I think the difference between semicolon and period in proof scripts only matters in interactive mode (in coqtop/CoqIDE/ProofGeneral/etc, not when running make). Let me know if you test it and discover otherwise.
This is very true and has impacts on both printing and other things. The set itself would not be slow due to printing, but instead due to the fact that it tries to find all occurrences of the term in your goal (stupidly, up to some reduction (beta-iota? I can't recall), rather than up to syntactic equality), and replace them with the new hypothesis. If you don't need this behavior, use pose rather than set. Additionally, big context variables can slow down tactics that depend on the size of the context, and this is why Definition is faster in sections.

Other thoughts on things I've run into:

Pick good abstraction barriers, and respect them religiously. You will pay in sweat and tears every single time you break an abstraction barrier. (Picking good abstraction barriers is incredibly hard. Usually I do this by copying existing mathematical abstractions or published papers. I've managed to generate a good abstraction barrier entirely from scratch, in some sense, exactly once in the past five years.
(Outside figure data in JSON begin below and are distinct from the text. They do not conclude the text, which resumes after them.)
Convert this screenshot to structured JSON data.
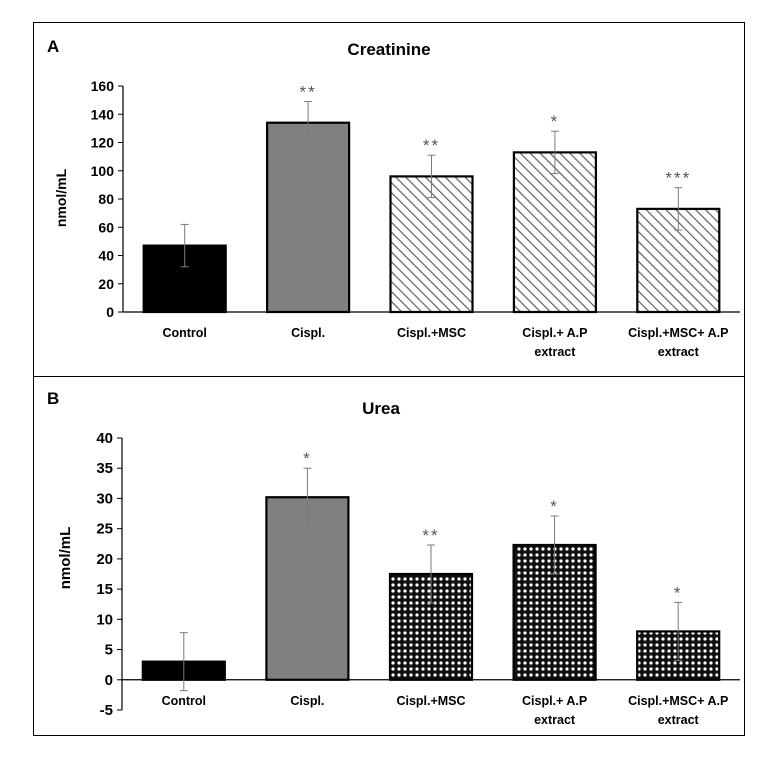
{
  "chart_data": [
    {
      "type": "bar",
      "panel_label": "A",
      "title": "Creatinine",
      "ylabel": "nmol/mL",
      "ylim": [
        0,
        160
      ],
      "yticks": [
        0,
        20,
        40,
        60,
        80,
        100,
        120,
        140,
        160
      ],
      "categories": [
        "Control",
        "Cispl.",
        "Cispl.+MSC",
        "Cispl.+ A.P extract",
        "Cispl.+MSC+ A.P extract"
      ],
      "category_lines": [
        [
          "Control"
        ],
        [
          "Cispl."
        ],
        [
          "Cispl.+MSC"
        ],
        [
          "Cispl.+ A.P",
          "extract"
        ],
        [
          "Cispl.+MSC+ A.P",
          "extract"
        ]
      ],
      "values": [
        47,
        134,
        96,
        113,
        73
      ],
      "errors": [
        15,
        15,
        15,
        15,
        15
      ],
      "significance": [
        "",
        "**",
        "**",
        "*",
        "***"
      ],
      "fills": [
        "solid-black",
        "solid-gray",
        "diagonal-hatch",
        "diagonal-hatch",
        "diagonal-hatch"
      ],
      "grid": false
    },
    {
      "type": "bar",
      "panel_label": "B",
      "title": "Urea",
      "ylabel": "nmol/mL",
      "ylim": [
        -5,
        40
      ],
      "yticks": [
        -5,
        0,
        5,
        10,
        15,
        20,
        25,
        30,
        35,
        40
      ],
      "categories": [
        "Control",
        "Cispl.",
        "Cispl.+MSC",
        "Cispl.+ A.P extract",
        "Cispl.+MSC+ A.P extract"
      ],
      "category_lines": [
        [
          "Control"
        ],
        [
          "Cispl."
        ],
        [
          "Cispl.+MSC"
        ],
        [
          "Cispl.+ A.P",
          "extract"
        ],
        [
          "Cispl.+MSC+ A.P",
          "extract"
        ]
      ],
      "values": [
        3,
        30.2,
        17.5,
        22.3,
        8
      ],
      "errors": [
        4.8,
        4.8,
        4.8,
        4.8,
        4.8
      ],
      "significance": [
        "",
        "*",
        "**",
        "*",
        "*"
      ],
      "fills": [
        "solid-black",
        "solid-gray",
        "dot-pattern",
        "dot-pattern",
        "dot-pattern"
      ],
      "grid": false
    }
  ],
  "colors": {
    "control": "#000000",
    "cispl": "#808080",
    "hatch": "#606060",
    "error_bar": "#7a7a7a",
    "star": "#555555"
  }
}
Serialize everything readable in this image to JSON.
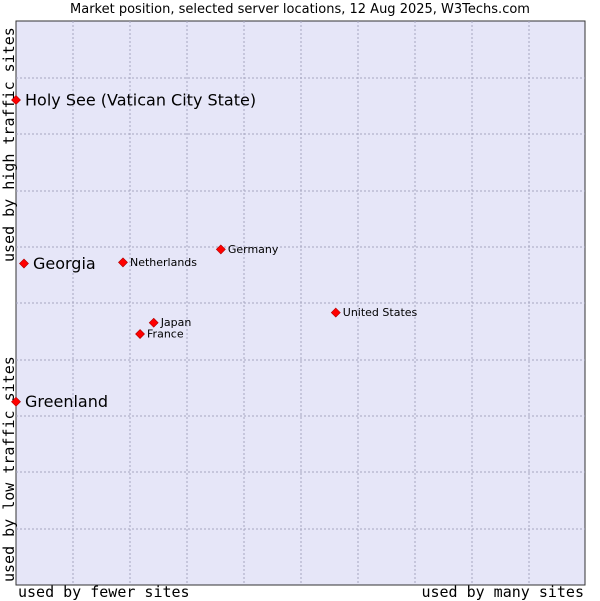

The abstraction barrier, in hindsight, can be described with the "insight" that "when writing C-like code, every function takes one tuple as an argument and returns one tuple as a result.")
If you're doing reflective proofs, pick good algorithms. If you use unary natural numbers, or your algorithm has exponential running time, you're proof will be slow.
In Coq < 8.7, evar-map normalization incurs massive overhead on large terms. (Props to Pierre-Marie for fixing this with his EConstr branch.)
Slow End Section (and sometimes slow Defineds) are frequently caused by issues with rehashconsing. To fix this, cross your fingers and pray. (Or become a Coq dev and fix Coq.)
The guardedness checker is extremely slow at checking bare fixes with large bodies (maybe only in the presence of beta-iota-zeta reduxes?). The work-around is to extract the body into a separate definition. For example, rather than writing

Fixpoint length A (ls : list A) : nat :=
  match ls with
  | nil => 0
  | cons _ xs => S (length _ xs)
  end.

you could write

Definition length_step
             (length : forall A, list A -> nat)
             A (ls : list A)
    : nat
    := match ls with
       | nil => 0
       | cons _ xs => S (length _ xs)
       end.
Fixpoint length A (ls : list A) : nat
  := length_step length A ls.

Be aware that Coq will liberally (sometimes inconsistently) inline let x := ... in ... statements, which can easily lead to exponential definition internalization time.
When doing reification, canonical structures are fast but hard to read, Ltac is about 2x slower, and typeclass resolution can be 2x slower again (or can be the same speed as Ltac reification). Hopefully things will be better when Ltac2 is finished.
simpl is very slow on large terms

I may come back and add more later (and feel free to suggest things in the comments for me to add), but this is a half-decent start.